One afternoon, after a day slaving away for my family, I was about to leave for my evening of tutoring several students.  It was a cold, snowy, Michigan evening.  I started the car, belted Cooper in.  He was 9.  Then walked Will to the neighbors.  The only help I accepted was to allow them to drive him to wrestling.  I walk back to the car and Cooper is standing outside of it.  "Why aren't you in the car?"
"I forgot something, but the house was locked"  I go to open the car door, but it's locked.  The car is still running.  The house locked.  The car locked and running.  I have no money.  Great.  (so I'll just use symbols instead of letters now).

"Excuse me!  What the @#$% Cooper.  G#$D@#MIT!  I don't have any money.  I'm going to be late to make money because you didn't listen to me!  Why the F@#$ didn't you listen to me."  At this point I hear myself talking.  This isn't me.  I rarely raise my voice at my kids, and now I'm swearing at my 9 year old who has a steady stream of tears rolling down his rosy cheeks.  I don't just swear at him.  I blame him.  In excusable, he is a child!  Wow.  Stressed much Superwoman?  After a very nice sheriff's deputy unlocks my car I find the clicker in my pocket.  I could've unlocked it all along.

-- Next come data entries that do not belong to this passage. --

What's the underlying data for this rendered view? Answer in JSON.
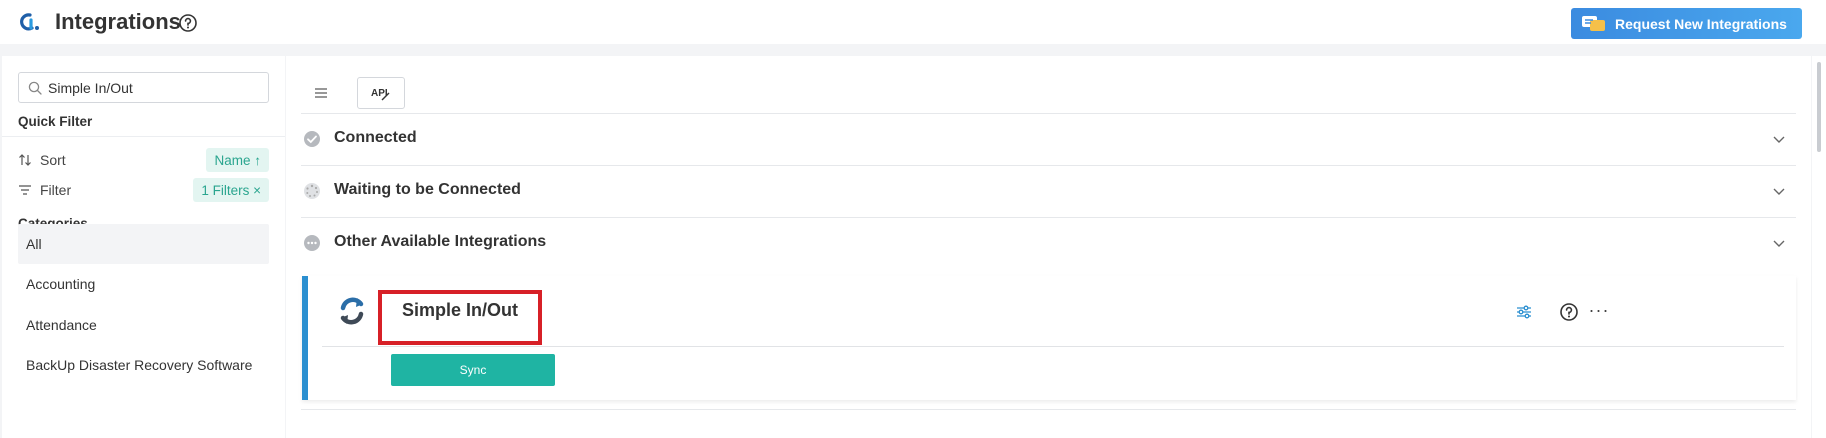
{
  "header": {
    "title": "Integrations",
    "request_button": "Request New Integrations"
  },
  "sidebar": {
    "search": {
      "value": "Simple In/Out",
      "placeholder": "Search"
    },
    "quick_filter_title": "Quick Filter",
    "sort_label": "Sort",
    "sort_chip": "Name ↑",
    "filter_label": "Filter",
    "filter_chip": "1 Filters ×",
    "categories_title": "Categories",
    "categories": [
      "All",
      "Accounting",
      "Attendance",
      "BackUp Disaster Recovery Software"
    ],
    "selected_category": "All"
  },
  "main": {
    "view_api_label": "API",
    "groups": [
      {
        "label": "Connected",
        "icon": "check-circle-icon"
      },
      {
        "label": "Waiting to be Connected",
        "icon": "loading-icon"
      },
      {
        "label": "Other Available Integrations",
        "icon": "more-circle-icon"
      }
    ],
    "card": {
      "name": "Simple In/Out",
      "sync_button": "Sync",
      "more_label": "···"
    }
  },
  "colors": {
    "accent_teal": "#1fb4a3",
    "card_border": "#2b8fd0",
    "highlight": "#d72027",
    "request_button": "#3b8be0"
  }
}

With great humility, and shame, I apologize to Cooper.  I show him the car remote that I found in my pocket.  I admit that what I did was absolutely wrong, and I ask him to forgive me.  He says, "Thanks Mom, and of course I forgive you.  You are just stressed out and missing dad.  I know how you feel."  He certainly did, because he, more than any of us, was pining away for his dad.  Wow.  I'm a jack ass.  It was at this moment that I realized how much my pride, and my focus on myself (he locked ME out of the car, I was going to be late etc.), wounds everyone around me.  It isn't about me.  What I have a tendency to do on runs, ruin them by making them more about me than about the run, I also do in regular every day life.  Except I'm ruining more than a run.  Since that cold day with Cooper I have used my urges to make my runs about me (proving how tough I am) as an opportunity to conquer my pride.  Sometimes I still fail.

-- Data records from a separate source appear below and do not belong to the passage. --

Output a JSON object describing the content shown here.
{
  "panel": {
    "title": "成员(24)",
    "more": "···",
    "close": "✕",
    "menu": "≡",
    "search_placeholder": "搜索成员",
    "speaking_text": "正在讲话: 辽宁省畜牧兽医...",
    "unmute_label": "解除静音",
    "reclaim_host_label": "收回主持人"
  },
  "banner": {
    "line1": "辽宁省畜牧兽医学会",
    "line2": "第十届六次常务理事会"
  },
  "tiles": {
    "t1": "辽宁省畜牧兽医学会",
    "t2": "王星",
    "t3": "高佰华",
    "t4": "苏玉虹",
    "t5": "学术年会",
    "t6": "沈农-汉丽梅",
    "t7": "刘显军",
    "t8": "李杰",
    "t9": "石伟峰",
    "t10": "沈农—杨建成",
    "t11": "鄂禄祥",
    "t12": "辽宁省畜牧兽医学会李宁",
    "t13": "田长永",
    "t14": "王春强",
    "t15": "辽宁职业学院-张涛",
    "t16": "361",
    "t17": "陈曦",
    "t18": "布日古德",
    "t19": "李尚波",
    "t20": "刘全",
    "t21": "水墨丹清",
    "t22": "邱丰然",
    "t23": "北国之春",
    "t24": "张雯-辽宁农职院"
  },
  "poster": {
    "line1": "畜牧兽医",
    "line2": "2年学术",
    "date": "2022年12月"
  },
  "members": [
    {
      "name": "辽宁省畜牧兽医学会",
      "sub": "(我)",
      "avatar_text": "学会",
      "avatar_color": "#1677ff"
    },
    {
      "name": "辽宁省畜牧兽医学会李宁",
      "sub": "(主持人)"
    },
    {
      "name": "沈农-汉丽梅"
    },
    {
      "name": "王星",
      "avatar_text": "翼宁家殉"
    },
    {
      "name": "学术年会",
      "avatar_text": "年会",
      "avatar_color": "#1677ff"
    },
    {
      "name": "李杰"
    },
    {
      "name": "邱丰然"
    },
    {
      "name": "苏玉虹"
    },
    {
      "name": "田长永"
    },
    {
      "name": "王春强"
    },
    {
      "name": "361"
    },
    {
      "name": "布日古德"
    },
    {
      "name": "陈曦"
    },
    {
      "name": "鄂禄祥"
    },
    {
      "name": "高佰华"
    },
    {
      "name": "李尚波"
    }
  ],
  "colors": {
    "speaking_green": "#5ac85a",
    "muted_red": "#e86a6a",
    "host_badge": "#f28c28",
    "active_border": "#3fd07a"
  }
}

Now when my husband is gone and I'm doing it all, all by myself, I'm not as afraid to ask for help.  I am weak, and I need it.  I CAN'T do it all myself.  When I start to get cocky God always reminds me to be humble.  My kids are quite thankful for  the change.  Now Dad's absences aren't accompanied with a Mom spread thin to screaming.  I'm glad I learned that early on.  Now I can enjoy them, because I'm not making it about me.  I see this as a HUGE blessing, because I think it's normal human nature to make everything about "us".  It takes divine intervention to realize A.) that we do it B.) how we do it C.) how it affects our relationships and finally, D.) what we need to do to fix it.  So if confessing that I swore a red streak at my 9 year old because I'm a prideful idiot helps anyone else get A,B,C, or D it's worth it!